Seres Therapeutics, a US-based biotechnology company backed by nutritional health product manufacturer Nestlé Health Science, filed for an initial public offering on Nasdaq on Wednesday that could raise up to $100m.
Seres is working on a cure for clostridium difficile, a form of bacterial bowl infection that affects patients with a weakened immune system. In the US alone, the infection proves fatal for some 14,000 people each year.
The company, which previously operated as Seres Health, has raised $133.5m in funding altogether. Nestlé Health Science invested $65m in Seres in January 2015, only a month after undisclosed backers provided $48m for Seres’ series C round.
Healthcare researcher Mayo Clinic, Enso Ventures and Flagship Ventures funded the company’s $10m series B round in June 2014, after Flagship had provided $10.5m in series A capital in 2013.
Seres intends to use the proceeds from the offering to complete a Phase 2 clinical trial for its lead clostridium difficile drug candidate. It will also advance development of several other drug candidates and file an investigational new drug application for at least one of those candidates.

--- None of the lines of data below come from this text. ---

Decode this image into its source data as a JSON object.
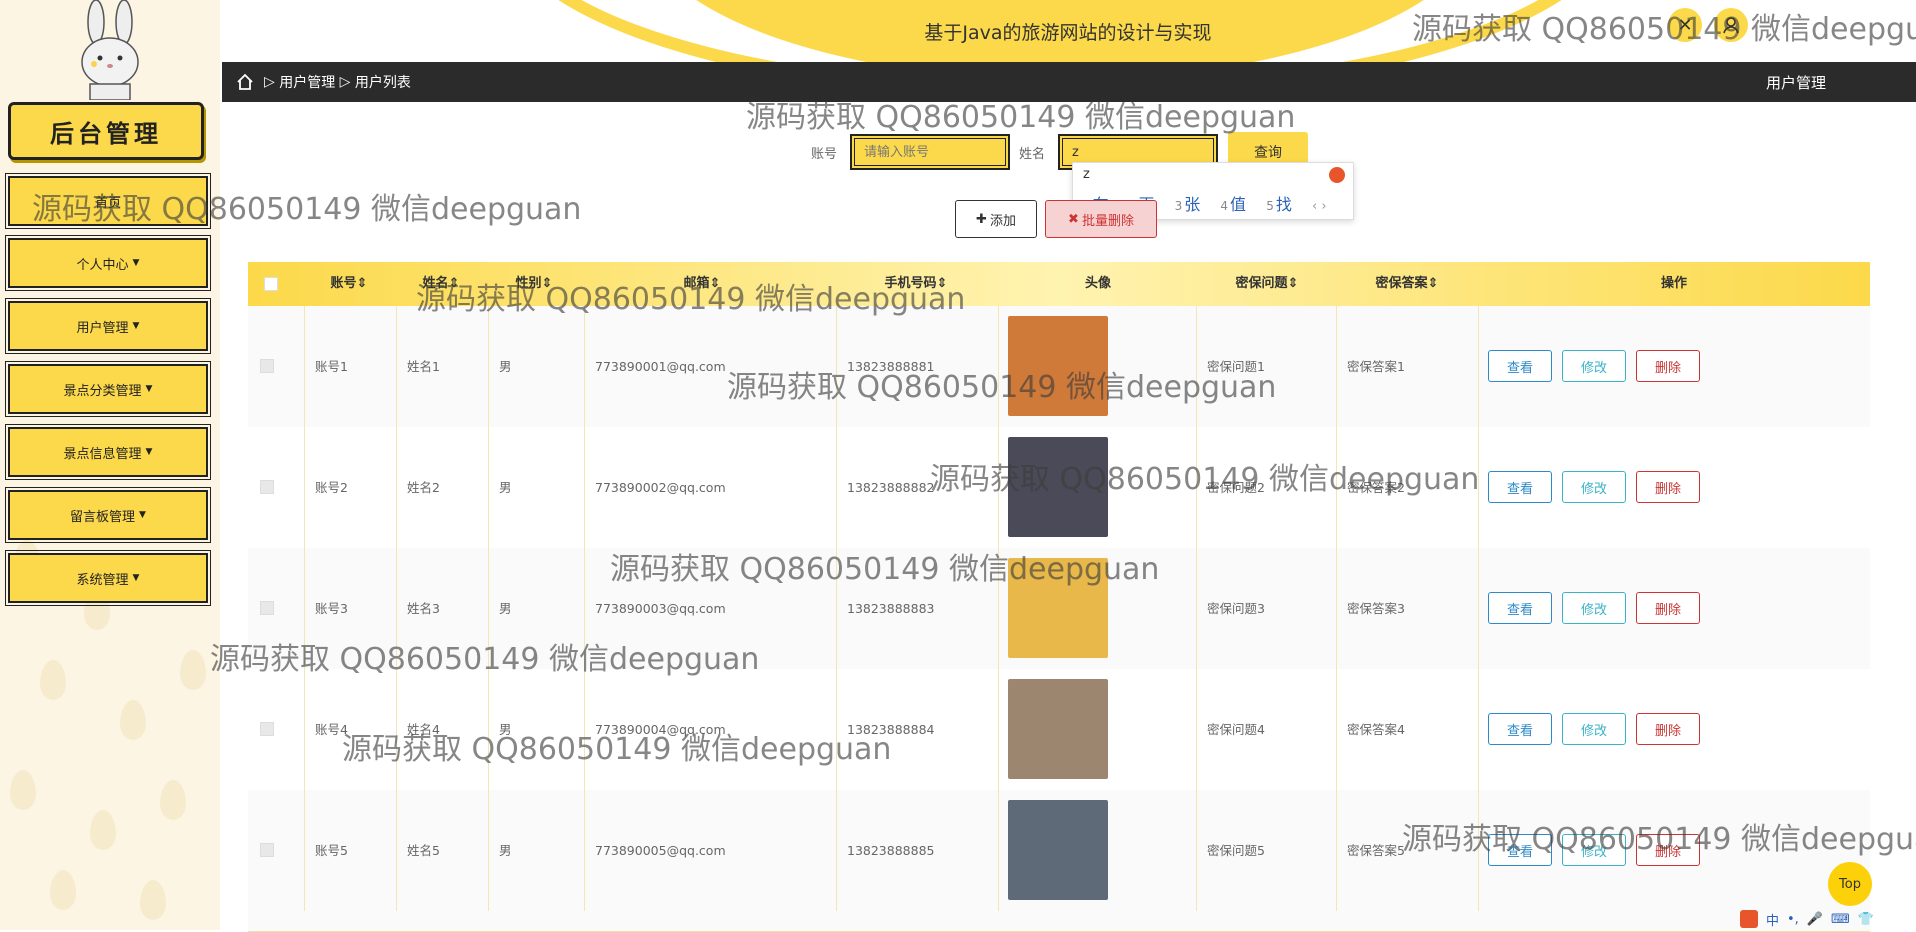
{
  "brand": {
    "title": "后台管理"
  },
  "sidebar": {
    "items": [
      {
        "label": "首页",
        "has_caret": false
      },
      {
        "label": "个人中心",
        "has_caret": true
      },
      {
        "label": "用户管理",
        "has_caret": true
      },
      {
        "label": "景点分类管理",
        "has_caret": true
      },
      {
        "label": "景点信息管理",
        "has_caret": true
      },
      {
        "label": "留言板管理",
        "has_caret": true
      },
      {
        "label": "系统管理",
        "has_caret": true
      }
    ]
  },
  "header": {
    "site_title": "基于Java的旅游网站的设计与实现"
  },
  "breadcrumb": {
    "level1": "用户管理",
    "level2": "用户列表",
    "right_title": "用户管理"
  },
  "search": {
    "account_label": "账号",
    "account_placeholder": "请输入账号",
    "account_value": "",
    "name_label": "姓名",
    "name_value": "z",
    "query_label": "查询"
  },
  "ime": {
    "pinyin": "z",
    "candidates": [
      {
        "num": "1",
        "text": "在"
      },
      {
        "num": "2",
        "text": "再"
      },
      {
        "num": "3",
        "text": "张"
      },
      {
        "num": "4",
        "text": "值"
      },
      {
        "num": "5",
        "text": "找"
      }
    ],
    "nav": "‹ ›"
  },
  "toolbar": {
    "add_label": "添加",
    "batch_delete_label": "批量删除"
  },
  "table": {
    "columns": [
      "账号",
      "姓名",
      "性别",
      "邮箱",
      "手机号码",
      "头像",
      "密保问题",
      "密保答案",
      "操作"
    ],
    "sortable": [
      true,
      true,
      true,
      true,
      true,
      false,
      true,
      true,
      false
    ],
    "rows": [
      {
        "account": "账号1",
        "name": "姓名1",
        "gender": "男",
        "email": "773890001@qq.com",
        "phone": "13823888881",
        "question": "密保问题1",
        "answer": "密保答案1",
        "avatar_color": "#d07a3a"
      },
      {
        "account": "账号2",
        "name": "姓名2",
        "gender": "男",
        "email": "773890002@qq.com",
        "phone": "13823888882",
        "question": "密保问题2",
        "answer": "密保答案2",
        "avatar_color": "#4a4a58"
      },
      {
        "account": "账号3",
        "name": "姓名3",
        "gender": "男",
        "email": "773890003@qq.com",
        "phone": "13823888883",
        "question": "密保问题3",
        "answer": "密保答案3",
        "avatar_color": "#e8b84a"
      },
      {
        "account": "账号4",
        "name": "姓名4",
        "gender": "男",
        "email": "773890004@qq.com",
        "phone": "13823888884",
        "question": "密保问题4",
        "answer": "密保答案4",
        "avatar_color": "#9c8670"
      },
      {
        "account": "账号5",
        "name": "姓名5",
        "gender": "男",
        "email": "773890005@qq.com",
        "phone": "13823888885",
        "question": "密保问题5",
        "answer": "密保答案5",
        "avatar_color": "#5e6a78"
      }
    ],
    "actions": {
      "view": "查看",
      "edit": "修改",
      "delete": "删除"
    }
  },
  "watermark": {
    "text": "源码获取 QQ86050149 微信deepguan"
  },
  "back_to_top": {
    "label": "Top"
  },
  "ime_status": {
    "label": "中"
  },
  "colors": {
    "accent": "#fcd94a",
    "dark": "#2b2b2b",
    "danger": "#cc3333",
    "info": "#2d8ac7"
  }
}
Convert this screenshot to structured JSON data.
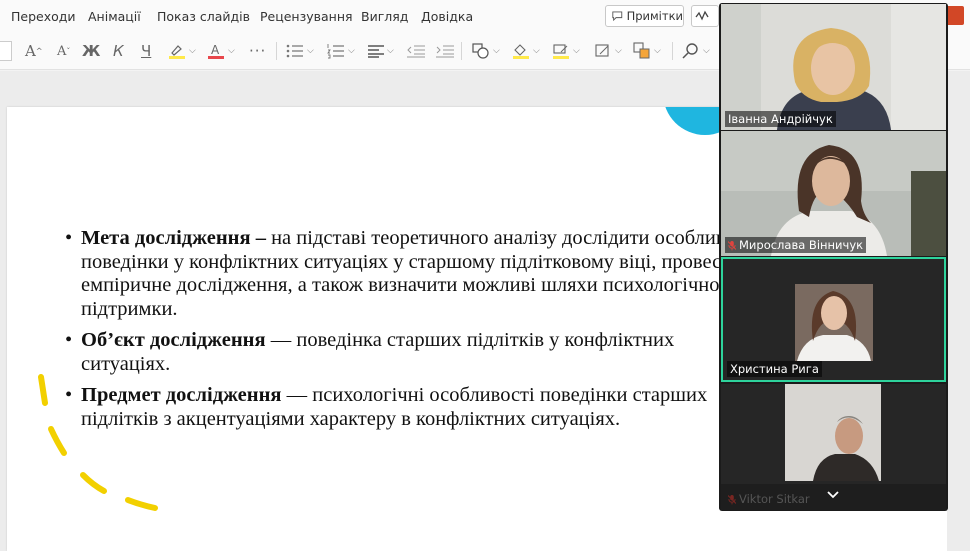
{
  "ribbon": {
    "tabs": [
      "Переходи",
      "Анімації",
      "Показ слайдів",
      "Рецензування",
      "Вигляд",
      "Довідка"
    ],
    "notes_label": "Примітки"
  },
  "toolbar": {
    "grow_font": "A",
    "shrink_font": "A",
    "bold": "Ж",
    "italic": "К",
    "underline": "Ч",
    "more": "···"
  },
  "slide": {
    "bullets": [
      {
        "bold": "Мета дослідження –",
        "text": " на підставі теоретичного аналізу дослідити особливості поведінки у конфліктних ситуаціях у старшому підлітковому віці, провести емпіричне дослідження, а також визначити можливі шляхи психологічної підтримки."
      },
      {
        "bold": "Об’єкт дослідження",
        "text": " — поведінка старших підлітків у конфліктних ситуаціях."
      },
      {
        "bold": "Предмет дослідження",
        "text": " — психологічні особливості поведінки старших підлітків з акцентуаціями характеру в конфліктних ситуаціях."
      }
    ],
    "colors": {
      "accent_circle": "#1fb6e0",
      "dashes": "#f2d000"
    }
  },
  "video": {
    "participants": [
      {
        "name": "Іванна Андрійчук",
        "muted": false,
        "active": false
      },
      {
        "name": "Мирослава Вінничук",
        "muted": true,
        "active": false
      },
      {
        "name": "Христина Рига",
        "muted": false,
        "active": true
      },
      {
        "name": "Viktor Sitkar",
        "muted": true,
        "active": false
      }
    ],
    "active_border": "#2ed39c"
  }
}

Flagship is currently Seres’ largest shareholder, holding a 54.7% stake, while Nestlé Health Science owns an 18.3% share. Financial services provider Fidelity Management and Research holds 8.1% and Enso Ventures 5.9%.
Seres originally filed confidentially for an initial public offering in December 2014.
Goldman Sachs and Bank of America Merrill Lynch are acting as joint lead book-running managers for the IPO, while Leerink Partners and Canaccord Genuity are serving as book-running managers.